Тут возникает мой кузен Пётр, он намного старше нас с Надей, мы для него мелюзга, но он входит в Надино положение и без устали ныряет, чтобы найти совок. Пётр — и в этом есть что-то от героического эпоса — переворачивает подводные камни, спрашивая жестами из-под воды: здесь? Камни, все в бурых водорослях, обнаруживают обращённую ко дну голую изнанку. Или, может быть, здесь? Мне даже кажется, что камни глухо стучат под водой. Надя беззвучно плачет: о том, куда упал совок, она не имеет ни малейшего представления. Надя, два года спустя ставшая моей первой любовью. А совок так и не нашли — вот она, цена беспечности.
Мы идём по набережной, и я смотрю, как мягко соединяются с асфальтом сандалии моего кузена — с пятки на носок. Я тоже пробую так идти, но безуспешно. В моих шагах никакой пластики, мои сандалии не имеют такого постепенного соприкосновения с землёй, негнущиеся, как вся детская отечественная обувь. Существенно то, что в данном случае мы идём не с пляжа, а на пляж, и впереди ещё купание, ведёрко с песком и все остальные события.
В детстве безгранично не только время, но и пространство. Безгранично в том смысле, что нет границ между местом, где живу постоянно, и приморским городом, куда приезжаю. Как-то они легко переходят друг в друга, без лишних слов. Сутки в поезде — и начинает пахнуть морем, гниющими водорослями, рыбой. У носов кораблей колыхание портовой неопрятности — бутылочных горлышек, арбузных корок, обрывков газет. Даже плюнуть туда страшно: вот, мол, слюна из моего рта в такой грязище будет плавать. Но ничего, плевал.
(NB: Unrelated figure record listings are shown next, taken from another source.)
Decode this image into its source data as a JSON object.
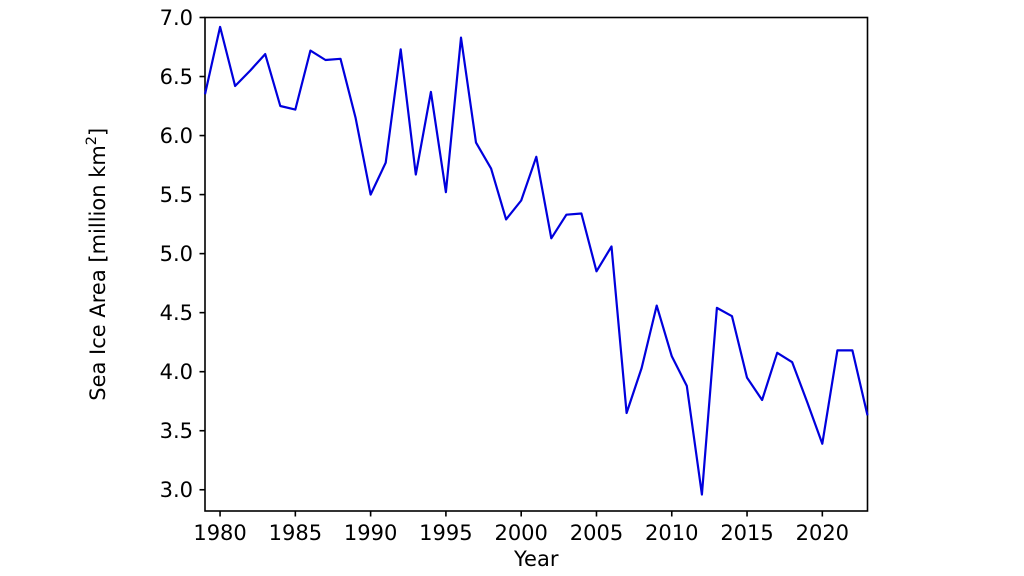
{
  "chart_data": {
    "type": "line",
    "title": "",
    "xlabel": "Year",
    "ylabel": "Sea Ice Area [million km2]",
    "ylabel_parts": {
      "pre": "Sea Ice Area [million km",
      "sup": "2",
      "post": "]"
    },
    "x": [
      1979,
      1980,
      1981,
      1982,
      1983,
      1984,
      1985,
      1986,
      1987,
      1988,
      1989,
      1990,
      1991,
      1992,
      1993,
      1994,
      1995,
      1996,
      1997,
      1998,
      1999,
      2000,
      2001,
      2002,
      2003,
      2004,
      2005,
      2006,
      2007,
      2008,
      2009,
      2010,
      2011,
      2012,
      2013,
      2014,
      2015,
      2016,
      2017,
      2018,
      2019,
      2020,
      2021,
      2022,
      2023
    ],
    "series": [
      {
        "name": "Sea Ice Area",
        "color": "#0000dd",
        "values": [
          6.35,
          6.92,
          6.42,
          6.55,
          6.69,
          6.25,
          6.22,
          6.72,
          6.64,
          6.65,
          6.15,
          5.5,
          5.77,
          6.73,
          5.67,
          6.37,
          5.52,
          6.83,
          5.94,
          5.72,
          5.29,
          5.45,
          5.82,
          5.13,
          5.33,
          5.34,
          4.85,
          5.06,
          3.65,
          4.03,
          4.56,
          4.13,
          3.88,
          2.96,
          4.54,
          4.47,
          3.95,
          3.76,
          4.16,
          4.08,
          3.74,
          3.39,
          4.18,
          4.18,
          3.63
        ]
      }
    ],
    "xlim": [
      1979,
      2023
    ],
    "ylim": [
      2.82,
      7.0
    ],
    "x_ticks": [
      1980,
      1985,
      1990,
      1995,
      2000,
      2005,
      2010,
      2015,
      2020
    ],
    "y_ticks": [
      3.0,
      3.5,
      4.0,
      4.5,
      5.0,
      5.5,
      6.0,
      6.5,
      7.0
    ],
    "grid": false,
    "legend": "none",
    "line_color": "#0000dd",
    "axis_color": "#000000",
    "background": "#ffffff"
  }
}
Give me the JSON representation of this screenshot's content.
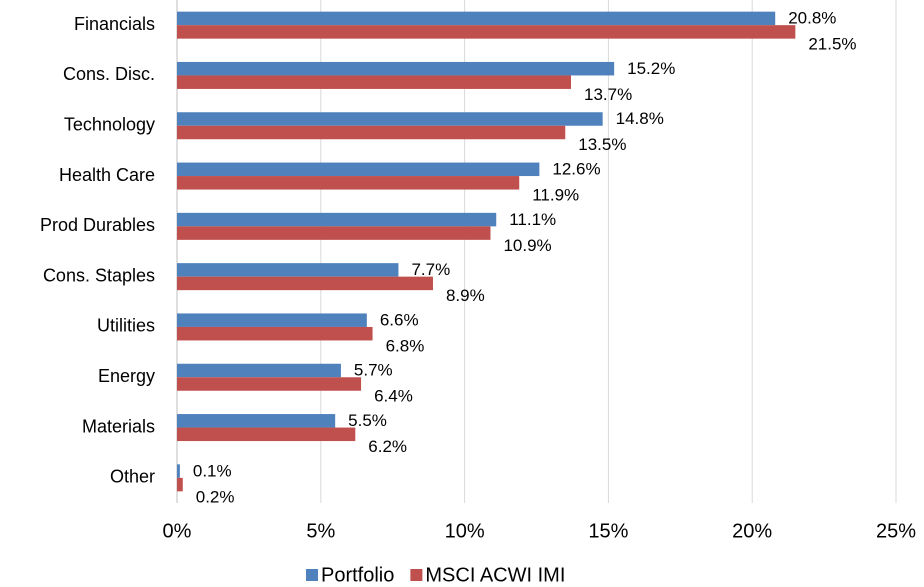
{
  "chart_data": {
    "type": "hbar",
    "categories": [
      "Financials",
      "Cons. Disc.",
      "Technology",
      "Health Care",
      "Prod Durables",
      "Cons. Staples",
      "Utilities",
      "Energy",
      "Materials",
      "Other"
    ],
    "series": [
      {
        "name": "Portfolio",
        "color": "#4f81bd",
        "values": [
          20.8,
          15.2,
          14.8,
          12.6,
          11.1,
          7.7,
          6.6,
          5.7,
          5.5,
          0.1
        ],
        "value_labels": [
          "20.8%",
          "15.2%",
          "14.8%",
          "12.6%",
          "11.1%",
          "7.7%",
          "6.6%",
          "5.7%",
          "5.5%",
          "0.1%"
        ]
      },
      {
        "name": "MSCI ACWI IMI",
        "color": "#c0504d",
        "values": [
          21.5,
          13.7,
          13.5,
          11.9,
          10.9,
          8.9,
          6.8,
          6.4,
          6.2,
          0.2
        ],
        "value_labels": [
          "21.5%",
          "13.7%",
          "13.5%",
          "11.9%",
          "10.9%",
          "8.9%",
          "6.8%",
          "6.4%",
          "6.2%",
          "0.2%"
        ]
      }
    ],
    "xlim": [
      0,
      25
    ],
    "xticks": [
      {
        "value": 0,
        "label": "0%"
      },
      {
        "value": 5,
        "label": "5%"
      },
      {
        "value": 10,
        "label": "10%"
      },
      {
        "value": 15,
        "label": "15%"
      },
      {
        "value": 20,
        "label": "20%"
      },
      {
        "value": 25,
        "label": "25%"
      }
    ],
    "grid": true,
    "legend": "bottom"
  }
}
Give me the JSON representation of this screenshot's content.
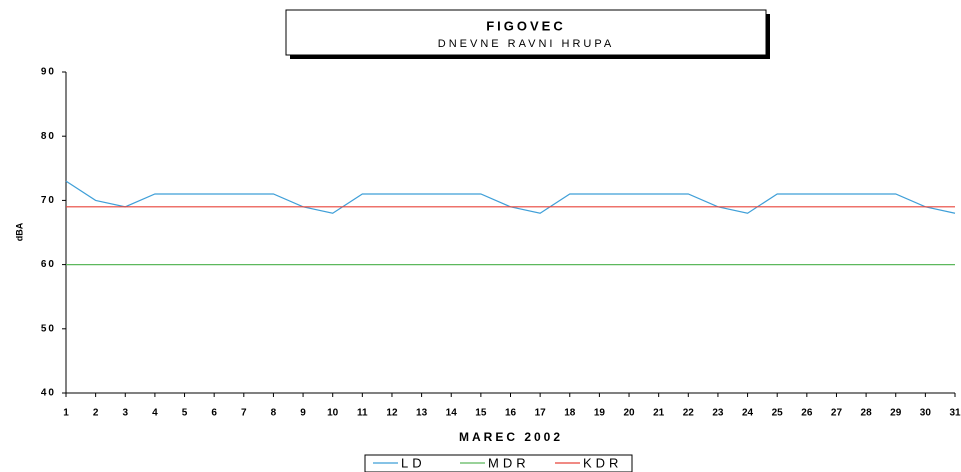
{
  "chart_data": {
    "type": "line",
    "title": "FIGOVEC",
    "subtitle": "DNEVNE RAVNI HRUPA",
    "xlabel": "MAREC 2002",
    "ylabel": "dBA",
    "categories": [
      "1",
      "2",
      "3",
      "4",
      "5",
      "6",
      "7",
      "8",
      "9",
      "10",
      "11",
      "12",
      "13",
      "14",
      "15",
      "16",
      "17",
      "18",
      "19",
      "20",
      "21",
      "22",
      "23",
      "24",
      "25",
      "26",
      "27",
      "28",
      "29",
      "30",
      "31"
    ],
    "series": [
      {
        "name": "LD",
        "color": "#3f9fd8",
        "values": [
          73,
          70,
          69,
          71,
          71,
          71,
          71,
          71,
          69,
          68,
          71,
          71,
          71,
          71,
          71,
          69,
          68,
          71,
          71,
          71,
          71,
          71,
          69,
          68,
          71,
          71,
          71,
          71,
          71,
          69,
          68
        ]
      },
      {
        "name": "MDR",
        "color": "#5cb85c",
        "values": [
          60,
          60,
          60,
          60,
          60,
          60,
          60,
          60,
          60,
          60,
          60,
          60,
          60,
          60,
          60,
          60,
          60,
          60,
          60,
          60,
          60,
          60,
          60,
          60,
          60,
          60,
          60,
          60,
          60,
          60,
          60
        ]
      },
      {
        "name": "KDR",
        "color": "#e8443a",
        "values": [
          69,
          69,
          69,
          69,
          69,
          69,
          69,
          69,
          69,
          69,
          69,
          69,
          69,
          69,
          69,
          69,
          69,
          69,
          69,
          69,
          69,
          69,
          69,
          69,
          69,
          69,
          69,
          69,
          69,
          69,
          69
        ]
      }
    ],
    "ylim": [
      40,
      90
    ],
    "yticks": [
      40,
      50,
      60,
      70,
      80,
      90
    ],
    "grid": false,
    "legend": "bottom"
  }
}
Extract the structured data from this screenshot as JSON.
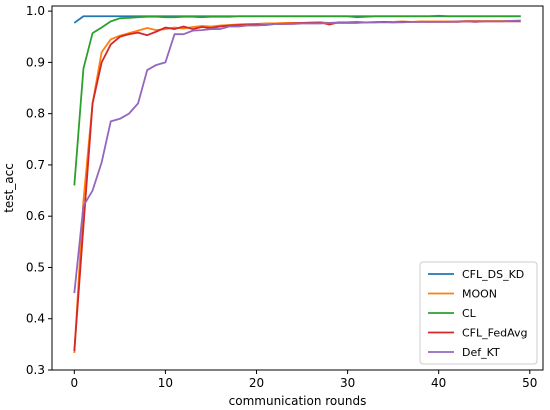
{
  "chart_data": {
    "type": "line",
    "xlabel": "communication rounds",
    "ylabel": "test_acc",
    "xlim": [
      -2.45,
      51.45
    ],
    "ylim": [
      0.3,
      1.01
    ],
    "xticks": [
      0,
      10,
      20,
      30,
      40,
      50
    ],
    "yticks": [
      0.3,
      0.4,
      0.5,
      0.6,
      0.7,
      0.8,
      0.9,
      1.0
    ],
    "ytick_labels": [
      "0.3",
      "0.4",
      "0.5",
      "0.6",
      "0.7",
      "0.8",
      "0.9",
      "1.0"
    ],
    "grid": false,
    "legend_position": "lower-right",
    "x": [
      0,
      1,
      2,
      3,
      4,
      5,
      6,
      7,
      8,
      9,
      10,
      11,
      12,
      13,
      14,
      15,
      16,
      17,
      18,
      19,
      20,
      21,
      22,
      23,
      24,
      25,
      26,
      27,
      28,
      29,
      30,
      31,
      32,
      33,
      34,
      35,
      36,
      37,
      38,
      39,
      40,
      41,
      42,
      43,
      44,
      45,
      46,
      47,
      48,
      49
    ],
    "series": [
      {
        "name": "CFL_DS_KD",
        "color": "#1f77b4",
        "values": [
          0.977,
          0.99,
          0.99,
          0.99,
          0.99,
          0.99,
          0.99,
          0.99,
          0.99,
          0.99,
          0.99,
          0.99,
          0.99,
          0.99,
          0.99,
          0.99,
          0.99,
          0.99,
          0.99,
          0.99,
          0.99,
          0.99,
          0.99,
          0.99,
          0.99,
          0.99,
          0.99,
          0.99,
          0.99,
          0.99,
          0.99,
          0.99,
          0.99,
          0.99,
          0.99,
          0.99,
          0.99,
          0.99,
          0.99,
          0.99,
          0.99,
          0.99,
          0.99,
          0.99,
          0.99,
          0.99,
          0.99,
          0.99,
          0.99,
          0.99
        ]
      },
      {
        "name": "MOON",
        "color": "#ff7f0e",
        "values": [
          0.333,
          0.63,
          0.82,
          0.92,
          0.945,
          0.952,
          0.957,
          0.962,
          0.967,
          0.963,
          0.965,
          0.968,
          0.966,
          0.969,
          0.971,
          0.97,
          0.972,
          0.973,
          0.974,
          0.975,
          0.975,
          0.976,
          0.976,
          0.977,
          0.977,
          0.977,
          0.978,
          0.978,
          0.977,
          0.978,
          0.978,
          0.979,
          0.978,
          0.979,
          0.979,
          0.979,
          0.98,
          0.979,
          0.98,
          0.98,
          0.98,
          0.98,
          0.98,
          0.981,
          0.981,
          0.981,
          0.981,
          0.981,
          0.981,
          0.982
        ]
      },
      {
        "name": "CL",
        "color": "#2ca02c",
        "values": [
          0.66,
          0.888,
          0.957,
          0.968,
          0.98,
          0.986,
          0.987,
          0.988,
          0.989,
          0.989,
          0.988,
          0.988,
          0.989,
          0.989,
          0.988,
          0.989,
          0.989,
          0.989,
          0.99,
          0.99,
          0.99,
          0.99,
          0.99,
          0.99,
          0.99,
          0.99,
          0.99,
          0.99,
          0.99,
          0.99,
          0.99,
          0.988,
          0.989,
          0.99,
          0.99,
          0.99,
          0.99,
          0.99,
          0.99,
          0.99,
          0.991,
          0.99,
          0.99,
          0.99,
          0.99,
          0.99,
          0.99,
          0.99,
          0.99,
          0.99
        ]
      },
      {
        "name": "CFL_FedAvg",
        "color": "#d62728",
        "values": [
          0.337,
          0.58,
          0.82,
          0.9,
          0.935,
          0.95,
          0.955,
          0.958,
          0.953,
          0.96,
          0.968,
          0.965,
          0.97,
          0.965,
          0.969,
          0.967,
          0.97,
          0.972,
          0.973,
          0.973,
          0.974,
          0.973,
          0.975,
          0.975,
          0.976,
          0.977,
          0.977,
          0.978,
          0.974,
          0.978,
          0.978,
          0.978,
          0.978,
          0.978,
          0.979,
          0.978,
          0.979,
          0.979,
          0.979,
          0.979,
          0.979,
          0.979,
          0.979,
          0.98,
          0.979,
          0.98,
          0.98,
          0.98,
          0.98,
          0.98
        ]
      },
      {
        "name": "Def_KT",
        "color": "#9467bd",
        "values": [
          0.45,
          0.62,
          0.65,
          0.705,
          0.785,
          0.79,
          0.8,
          0.82,
          0.885,
          0.895,
          0.9,
          0.955,
          0.955,
          0.962,
          0.963,
          0.965,
          0.965,
          0.97,
          0.97,
          0.972,
          0.972,
          0.973,
          0.975,
          0.975,
          0.975,
          0.976,
          0.976,
          0.976,
          0.977,
          0.977,
          0.977,
          0.977,
          0.978,
          0.978,
          0.978,
          0.978,
          0.978,
          0.979,
          0.979,
          0.979,
          0.979,
          0.979,
          0.98,
          0.98,
          0.98,
          0.98,
          0.98,
          0.98,
          0.981,
          0.981
        ]
      }
    ]
  }
}
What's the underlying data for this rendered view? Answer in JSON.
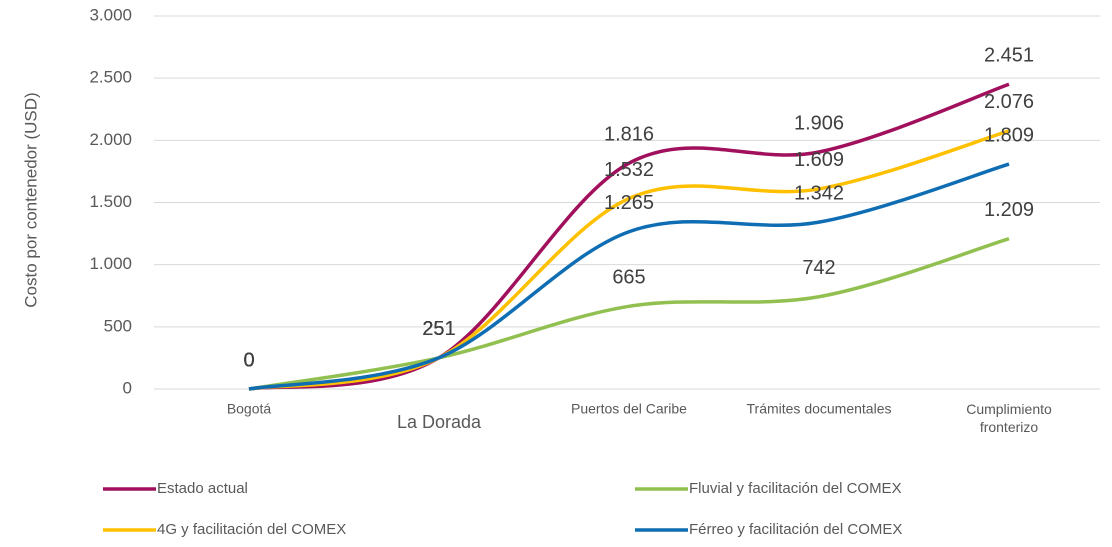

Все эти события я с трудом привязываю к конкретным годам. Потеря совка (1968) датируется только потому, что это моя первая поездка к морю. И первое воспоминание после ожога — сопоставимое с ним по силе. Такого больше уж не повторялось. Что повторялось: пляж, бабушка курит на ветру. Порывы ветра срывают с сигареты пепел и даже искры. Напоминает Везувий. Курит бабушка и в безветрии. Пепел падает без внешних причин, исключительно под собственной тяжестью. Бабушка шершавой рукой стряхивает его с подстилки, на которой мы сидим. Рядом курит дядя Саша, моряк. Сделав затяжку, он позволяет части дыма выйти наружу, но это лишь приём, игра в кошки-мышки: мощным вдохом выпущенный дым затягивается обратно в рот, умеренно открытый — ровно настолько, сколько необходимо для таких операций. Многие его рассказы начинаются с фразы «Дул страшнейший норд-ост…». Дядя Саша толст, и живот его огромен — в особенности на пляже. Непонятным для меня образом дядя Саша является отцом худенькой Нади и её старшей сестры Наты. А также сыном Наталии Владимировны, подруги моей бабушки. В том, кто кем друг другу приходится, я в своё время разобрался не сразу. Широкому кругу перечисленные имена мало что… Всё понятно.